BrianZ111BrianZ111 Global Mapper UserPosts: 40Trusted User
edited December 2014 in Projection Questions
I created a spreadsheet where I paste in the coordinates of vertices in a feature and the great circle measurements of that feature's segments. For distance distortion the spreadsheet finds the distance of the segments in the projection using the coordinates and subtracts the measured great circle distances. For angular distortion it finds the angle between two segments in the projection and subtracts the angle between the great circle paths. The angle between the great circle paths is determined by subtracting the initial bearings measured for the segments from the central point.

So far so good I think?

Now I'd like to know what the maximum distortion in angular distance is in a given area for a projection. Using trigonometry, I take the angular distortion difference above as a central angle, and the length of one segment as the two adjacent sides. The calculated 3rd side length is the angular distance at the end of the segment.

Will using the 90° corners of the perimeter segments give me the maximum angular distance due to distortion or do I need to measure a different angle? Is this something that even makes sense to calculate? I'm just trying to get a feel for the maximum error caused by different projections in different size areas in a quantifiable way. Is there an easier way to calculate the distortion of a projection over a given area, either within global mapper or a 3rd party program or spreadsheet?

Here's the spreadsheet I made: It has coordinates and measurements pasted in on the Map Perimeter Measurements sheet and the calculations are on the Projection Distortion sheet.

Thanks for any help pointing me in the right (undistorted :D) direction.


  • GeoGeo Global Mapper User Posts: 92Trusted User
    edited December 2014
    hello BrianZ111,

    Tissot's indicatrix is a mathematical contrivance presented by French mathematician Nicolas Auguste Tissot in 1859 and 1871 in order to characterize local distortions due to map projection. It is the geometry that results from projecting a circle of infinitesimal radius from a curved geometric model, such as a globe, onto a map. Tissot proved that the resulting diagram is an ellipse whose axes indicate the two principal directions along which scale is maximal and minimal at that point on the map.

    I hope that it can help you.
  • BrianZ111BrianZ111 Global Mapper User Posts: 40Trusted User
    edited December 2014
    Yes I was aware of Tissot as a visual. I guess I'm looking for the math behind it but I didn't think to google that thanks.
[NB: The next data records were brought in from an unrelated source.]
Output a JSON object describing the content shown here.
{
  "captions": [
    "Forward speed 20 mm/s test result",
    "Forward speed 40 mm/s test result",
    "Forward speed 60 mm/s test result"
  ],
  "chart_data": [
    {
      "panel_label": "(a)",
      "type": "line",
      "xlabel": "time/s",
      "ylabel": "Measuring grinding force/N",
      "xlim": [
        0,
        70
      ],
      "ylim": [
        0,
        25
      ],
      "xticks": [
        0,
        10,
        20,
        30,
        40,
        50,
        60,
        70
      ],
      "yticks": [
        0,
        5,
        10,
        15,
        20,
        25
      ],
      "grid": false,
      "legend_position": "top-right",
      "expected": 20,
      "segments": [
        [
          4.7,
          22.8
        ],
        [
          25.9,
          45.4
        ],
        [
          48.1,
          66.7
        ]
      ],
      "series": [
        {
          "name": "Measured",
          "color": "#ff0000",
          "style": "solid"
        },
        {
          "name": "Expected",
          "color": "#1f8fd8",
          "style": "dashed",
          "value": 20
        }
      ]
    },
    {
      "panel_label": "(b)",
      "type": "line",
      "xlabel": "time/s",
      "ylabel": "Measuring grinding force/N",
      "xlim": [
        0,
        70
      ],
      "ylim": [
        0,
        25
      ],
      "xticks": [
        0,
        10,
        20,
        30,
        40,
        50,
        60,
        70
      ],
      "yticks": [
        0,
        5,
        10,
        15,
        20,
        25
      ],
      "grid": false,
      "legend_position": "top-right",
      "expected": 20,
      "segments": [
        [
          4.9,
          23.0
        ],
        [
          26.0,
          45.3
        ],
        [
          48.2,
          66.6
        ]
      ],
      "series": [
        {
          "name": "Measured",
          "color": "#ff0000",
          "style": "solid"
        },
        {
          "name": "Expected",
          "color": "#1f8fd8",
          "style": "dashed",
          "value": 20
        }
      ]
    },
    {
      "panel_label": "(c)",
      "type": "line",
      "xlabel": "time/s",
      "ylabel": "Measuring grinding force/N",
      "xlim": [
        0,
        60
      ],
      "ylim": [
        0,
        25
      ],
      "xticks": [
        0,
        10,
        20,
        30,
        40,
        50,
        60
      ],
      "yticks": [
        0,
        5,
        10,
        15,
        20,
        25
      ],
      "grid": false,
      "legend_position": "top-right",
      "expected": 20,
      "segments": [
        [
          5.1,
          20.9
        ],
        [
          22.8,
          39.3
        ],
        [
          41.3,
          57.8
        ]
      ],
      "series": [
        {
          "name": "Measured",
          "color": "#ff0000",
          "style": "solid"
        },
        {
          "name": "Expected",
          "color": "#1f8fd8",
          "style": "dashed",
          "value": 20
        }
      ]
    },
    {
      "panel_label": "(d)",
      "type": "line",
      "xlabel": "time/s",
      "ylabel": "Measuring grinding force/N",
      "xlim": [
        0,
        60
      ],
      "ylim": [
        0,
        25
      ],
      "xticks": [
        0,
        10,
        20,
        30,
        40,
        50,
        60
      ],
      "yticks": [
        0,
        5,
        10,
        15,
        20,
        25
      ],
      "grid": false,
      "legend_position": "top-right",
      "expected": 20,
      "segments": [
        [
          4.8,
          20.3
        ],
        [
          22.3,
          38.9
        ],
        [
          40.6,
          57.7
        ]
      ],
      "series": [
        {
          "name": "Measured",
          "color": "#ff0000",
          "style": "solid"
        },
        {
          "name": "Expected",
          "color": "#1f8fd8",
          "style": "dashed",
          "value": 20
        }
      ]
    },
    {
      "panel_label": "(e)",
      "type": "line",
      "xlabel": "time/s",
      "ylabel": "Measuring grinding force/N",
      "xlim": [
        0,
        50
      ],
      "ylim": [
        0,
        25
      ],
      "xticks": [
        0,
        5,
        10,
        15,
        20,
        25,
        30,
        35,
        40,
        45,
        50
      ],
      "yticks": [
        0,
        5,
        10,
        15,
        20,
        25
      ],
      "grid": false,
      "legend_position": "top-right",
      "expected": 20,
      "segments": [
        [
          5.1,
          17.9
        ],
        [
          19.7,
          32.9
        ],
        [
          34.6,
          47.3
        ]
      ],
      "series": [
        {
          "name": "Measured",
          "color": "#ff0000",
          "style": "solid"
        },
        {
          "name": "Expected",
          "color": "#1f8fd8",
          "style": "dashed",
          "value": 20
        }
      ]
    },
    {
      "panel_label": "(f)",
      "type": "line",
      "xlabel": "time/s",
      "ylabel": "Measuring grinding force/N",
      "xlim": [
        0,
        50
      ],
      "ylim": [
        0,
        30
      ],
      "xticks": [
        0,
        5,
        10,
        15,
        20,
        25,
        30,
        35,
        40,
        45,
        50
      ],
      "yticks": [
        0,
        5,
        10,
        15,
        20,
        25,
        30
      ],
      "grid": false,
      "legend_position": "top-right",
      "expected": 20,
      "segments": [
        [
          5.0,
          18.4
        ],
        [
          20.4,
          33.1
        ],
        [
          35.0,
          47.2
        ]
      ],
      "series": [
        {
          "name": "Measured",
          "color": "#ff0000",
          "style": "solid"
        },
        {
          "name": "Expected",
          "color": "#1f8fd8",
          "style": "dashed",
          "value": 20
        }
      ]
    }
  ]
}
If you know of a good page that explains the math let me know, otherwise I'll google around and figure it out.
  • GeoGeo Global Mapper User Posts: 92Trusted User
    edited December 2014
    There's a one-to-one correspondence between the Tissot indicatrix and the metric tensor of the map projection coordinate conversion.[1]

    1. Goldberg, David M.; Gott III, J. Richard (2007). "Flexion and Skewness in Map Projections of the Earth". Cartographica 42 (4): 297–318. doi:10.3138/carto.42.4.297. Retrieved 2011-11-14.
  • BrianZ111BrianZ111 Global Mapper User Posts: 40Trusted User
    edited December 2014
    OK, thanks. I will investigate that.